Consider one such policy: expanding childhood immunizations for the world’s poorer half. These include vaccines for rotavirus, which is the most common cause of diarrhea disease in young children, pneumococcal vaccines to avoid deaths from serious infections and meningitis, and increased coverage of the measles vaccine. For $1.7 billion per year, we could avoid half a million deaths each year, mostly of very young children. Each dollar spent would deliver an astounding $101 in social benefits.

And that is just one of the 12 policies that would supercharge delivery of the SDGs. Our peer-reviewed research reveals that for a total of $35 billion annually, we could boost maternal health to save the lives of 166,000 mothers and 1.2 million newborns each year, save another million lives annually by nearly eradicating tuberculosis, improve educational performance in low-income countries to transform the future for children, improve land ownership records to give people security, boost trade to create life-changing economic opportunities, reduce malaria, enable more movement of skilled workers to reduce inequality, make major inroads into child malnutrition, and save 1.5 million lives from chronic diseases like hypertension.

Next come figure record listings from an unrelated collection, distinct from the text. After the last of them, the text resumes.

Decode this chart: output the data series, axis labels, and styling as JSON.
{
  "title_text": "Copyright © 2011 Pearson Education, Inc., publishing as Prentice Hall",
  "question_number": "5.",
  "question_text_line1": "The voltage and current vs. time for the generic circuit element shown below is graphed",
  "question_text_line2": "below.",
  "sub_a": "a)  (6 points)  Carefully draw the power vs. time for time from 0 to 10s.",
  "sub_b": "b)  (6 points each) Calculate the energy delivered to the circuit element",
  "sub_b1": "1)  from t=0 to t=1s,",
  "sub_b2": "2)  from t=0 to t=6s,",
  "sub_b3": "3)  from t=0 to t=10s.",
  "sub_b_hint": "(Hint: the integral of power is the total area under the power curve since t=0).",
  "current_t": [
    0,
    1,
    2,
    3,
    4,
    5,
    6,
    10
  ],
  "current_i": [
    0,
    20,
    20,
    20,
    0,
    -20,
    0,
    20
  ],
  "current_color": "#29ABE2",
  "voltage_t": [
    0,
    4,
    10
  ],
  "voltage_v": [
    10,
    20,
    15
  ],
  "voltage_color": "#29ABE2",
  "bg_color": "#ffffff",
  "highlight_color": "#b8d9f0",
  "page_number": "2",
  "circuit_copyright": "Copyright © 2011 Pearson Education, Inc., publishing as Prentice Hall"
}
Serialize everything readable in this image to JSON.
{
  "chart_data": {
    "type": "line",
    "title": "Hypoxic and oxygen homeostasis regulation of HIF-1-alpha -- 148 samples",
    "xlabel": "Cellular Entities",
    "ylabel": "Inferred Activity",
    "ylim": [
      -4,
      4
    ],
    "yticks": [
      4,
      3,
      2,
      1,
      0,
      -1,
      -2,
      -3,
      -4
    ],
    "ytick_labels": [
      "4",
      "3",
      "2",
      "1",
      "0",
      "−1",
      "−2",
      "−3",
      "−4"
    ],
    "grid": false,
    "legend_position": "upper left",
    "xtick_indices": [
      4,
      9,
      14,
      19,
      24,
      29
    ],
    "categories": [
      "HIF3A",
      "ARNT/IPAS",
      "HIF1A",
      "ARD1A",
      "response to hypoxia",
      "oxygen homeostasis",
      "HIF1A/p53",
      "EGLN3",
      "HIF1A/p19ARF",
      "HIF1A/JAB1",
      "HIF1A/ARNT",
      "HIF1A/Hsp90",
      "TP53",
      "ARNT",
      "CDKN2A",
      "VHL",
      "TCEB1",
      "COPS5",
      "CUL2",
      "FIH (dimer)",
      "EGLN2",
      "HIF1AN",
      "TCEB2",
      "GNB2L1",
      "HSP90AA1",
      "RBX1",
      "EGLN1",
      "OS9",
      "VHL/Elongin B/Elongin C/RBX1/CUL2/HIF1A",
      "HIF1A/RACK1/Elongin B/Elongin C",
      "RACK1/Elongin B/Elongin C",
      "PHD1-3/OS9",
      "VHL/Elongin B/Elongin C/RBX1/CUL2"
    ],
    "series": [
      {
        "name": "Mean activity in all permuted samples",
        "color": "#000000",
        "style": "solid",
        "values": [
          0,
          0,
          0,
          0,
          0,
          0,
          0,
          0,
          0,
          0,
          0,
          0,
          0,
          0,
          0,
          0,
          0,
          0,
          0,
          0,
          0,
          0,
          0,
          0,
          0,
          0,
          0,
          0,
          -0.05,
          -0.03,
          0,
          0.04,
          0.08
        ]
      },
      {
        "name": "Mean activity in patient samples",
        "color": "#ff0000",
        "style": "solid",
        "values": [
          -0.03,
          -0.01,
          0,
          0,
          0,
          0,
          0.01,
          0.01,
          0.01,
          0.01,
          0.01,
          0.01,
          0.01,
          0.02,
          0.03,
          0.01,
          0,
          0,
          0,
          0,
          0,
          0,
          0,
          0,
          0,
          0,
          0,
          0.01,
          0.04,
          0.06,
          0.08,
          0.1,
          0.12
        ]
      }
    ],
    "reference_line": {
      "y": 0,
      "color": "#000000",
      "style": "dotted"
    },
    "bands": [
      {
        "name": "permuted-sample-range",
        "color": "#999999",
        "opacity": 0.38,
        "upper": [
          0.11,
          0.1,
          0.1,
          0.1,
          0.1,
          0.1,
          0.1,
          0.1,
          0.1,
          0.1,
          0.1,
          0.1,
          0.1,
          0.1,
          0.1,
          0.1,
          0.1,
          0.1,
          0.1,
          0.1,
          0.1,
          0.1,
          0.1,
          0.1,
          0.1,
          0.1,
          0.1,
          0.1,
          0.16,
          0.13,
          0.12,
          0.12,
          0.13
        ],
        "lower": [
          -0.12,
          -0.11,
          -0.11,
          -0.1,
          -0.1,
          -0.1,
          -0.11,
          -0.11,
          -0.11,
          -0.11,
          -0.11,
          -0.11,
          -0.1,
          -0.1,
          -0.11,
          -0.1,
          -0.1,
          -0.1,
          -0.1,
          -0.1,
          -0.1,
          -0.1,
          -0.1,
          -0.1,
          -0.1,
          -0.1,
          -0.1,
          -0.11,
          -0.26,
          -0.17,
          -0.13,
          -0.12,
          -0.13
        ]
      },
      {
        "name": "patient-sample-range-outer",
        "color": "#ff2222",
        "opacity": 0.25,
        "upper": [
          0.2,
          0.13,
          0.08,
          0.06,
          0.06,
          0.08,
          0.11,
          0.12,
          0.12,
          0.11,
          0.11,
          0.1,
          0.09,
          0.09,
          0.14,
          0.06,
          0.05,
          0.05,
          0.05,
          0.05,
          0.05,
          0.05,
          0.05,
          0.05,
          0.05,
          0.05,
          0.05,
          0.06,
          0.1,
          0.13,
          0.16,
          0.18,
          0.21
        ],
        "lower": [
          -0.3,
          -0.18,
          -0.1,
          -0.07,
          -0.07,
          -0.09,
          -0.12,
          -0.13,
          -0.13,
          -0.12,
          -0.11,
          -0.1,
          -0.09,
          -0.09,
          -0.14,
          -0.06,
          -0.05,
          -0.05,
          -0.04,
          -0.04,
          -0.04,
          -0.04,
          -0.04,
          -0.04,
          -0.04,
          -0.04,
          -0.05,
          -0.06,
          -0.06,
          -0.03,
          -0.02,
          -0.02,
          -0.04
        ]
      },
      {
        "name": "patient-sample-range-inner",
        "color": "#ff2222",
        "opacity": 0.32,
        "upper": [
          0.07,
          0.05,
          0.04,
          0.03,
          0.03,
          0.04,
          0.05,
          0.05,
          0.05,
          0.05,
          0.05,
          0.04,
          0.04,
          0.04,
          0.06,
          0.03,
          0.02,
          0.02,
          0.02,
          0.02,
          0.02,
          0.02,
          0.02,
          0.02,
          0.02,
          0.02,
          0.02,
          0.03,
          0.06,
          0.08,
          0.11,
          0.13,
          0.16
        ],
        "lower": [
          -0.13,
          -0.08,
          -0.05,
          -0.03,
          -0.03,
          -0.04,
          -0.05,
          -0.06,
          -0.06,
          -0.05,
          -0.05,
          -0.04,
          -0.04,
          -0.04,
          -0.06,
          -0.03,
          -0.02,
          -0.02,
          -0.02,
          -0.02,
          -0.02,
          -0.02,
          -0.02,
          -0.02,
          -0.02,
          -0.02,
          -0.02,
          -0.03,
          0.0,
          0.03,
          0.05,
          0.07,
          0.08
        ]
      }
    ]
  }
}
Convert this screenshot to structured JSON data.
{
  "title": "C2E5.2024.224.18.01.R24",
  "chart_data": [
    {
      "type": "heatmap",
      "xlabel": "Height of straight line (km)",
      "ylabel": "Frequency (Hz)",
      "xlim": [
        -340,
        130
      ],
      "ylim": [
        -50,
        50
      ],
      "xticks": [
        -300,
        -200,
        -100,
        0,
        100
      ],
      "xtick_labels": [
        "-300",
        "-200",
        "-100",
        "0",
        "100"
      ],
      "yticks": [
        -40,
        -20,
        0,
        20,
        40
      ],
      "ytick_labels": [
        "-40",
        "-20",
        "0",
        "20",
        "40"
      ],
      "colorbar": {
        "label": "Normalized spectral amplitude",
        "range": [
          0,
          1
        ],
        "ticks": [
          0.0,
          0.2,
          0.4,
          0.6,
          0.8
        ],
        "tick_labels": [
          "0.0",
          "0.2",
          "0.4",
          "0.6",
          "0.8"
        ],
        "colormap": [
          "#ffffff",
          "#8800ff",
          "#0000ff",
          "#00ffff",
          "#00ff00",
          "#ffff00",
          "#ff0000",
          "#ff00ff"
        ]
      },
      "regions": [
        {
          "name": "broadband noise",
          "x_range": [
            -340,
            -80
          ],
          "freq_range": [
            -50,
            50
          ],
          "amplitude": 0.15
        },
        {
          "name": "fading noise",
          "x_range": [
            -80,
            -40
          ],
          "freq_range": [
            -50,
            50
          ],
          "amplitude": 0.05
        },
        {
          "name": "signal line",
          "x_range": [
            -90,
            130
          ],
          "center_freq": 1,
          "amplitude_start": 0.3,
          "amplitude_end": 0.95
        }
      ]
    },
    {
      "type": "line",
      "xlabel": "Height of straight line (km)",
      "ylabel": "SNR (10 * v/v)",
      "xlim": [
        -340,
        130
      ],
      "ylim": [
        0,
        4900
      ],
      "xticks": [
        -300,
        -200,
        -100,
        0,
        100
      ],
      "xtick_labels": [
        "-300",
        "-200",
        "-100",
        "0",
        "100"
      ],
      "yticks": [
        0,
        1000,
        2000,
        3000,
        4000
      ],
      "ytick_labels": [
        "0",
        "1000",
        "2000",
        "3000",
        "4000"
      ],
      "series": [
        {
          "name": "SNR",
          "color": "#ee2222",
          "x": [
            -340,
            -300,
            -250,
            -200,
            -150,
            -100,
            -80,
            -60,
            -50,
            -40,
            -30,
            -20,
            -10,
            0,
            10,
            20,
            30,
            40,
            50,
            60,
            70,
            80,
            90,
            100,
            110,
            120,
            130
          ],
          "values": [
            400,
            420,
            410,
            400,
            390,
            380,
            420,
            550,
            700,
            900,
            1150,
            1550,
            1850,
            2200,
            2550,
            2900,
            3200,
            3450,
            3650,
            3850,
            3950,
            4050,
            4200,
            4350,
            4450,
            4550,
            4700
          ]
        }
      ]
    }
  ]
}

In total, these policies will save 4.2 million lives each year and make the poorer half of the world $1.1 trillion better off annually. Put in economic terms, every dollar spent will deliver an amazing $52 of social benefits.

The SDG agenda is broken. We must not tolerate world leaders making more empty promises, or the UN continuing to spread funds and attention around an unprioritised, endless list of lofty but unachievable goals.

We can rescue the global development agenda and make the most of the next seven years. We just need to prioritize the best things first.

Bjorn Lomborg is President of the Copenhagen Consensus and Visiting Fellow at Stanford University's Hoover Institution. His new book is "Best Things First".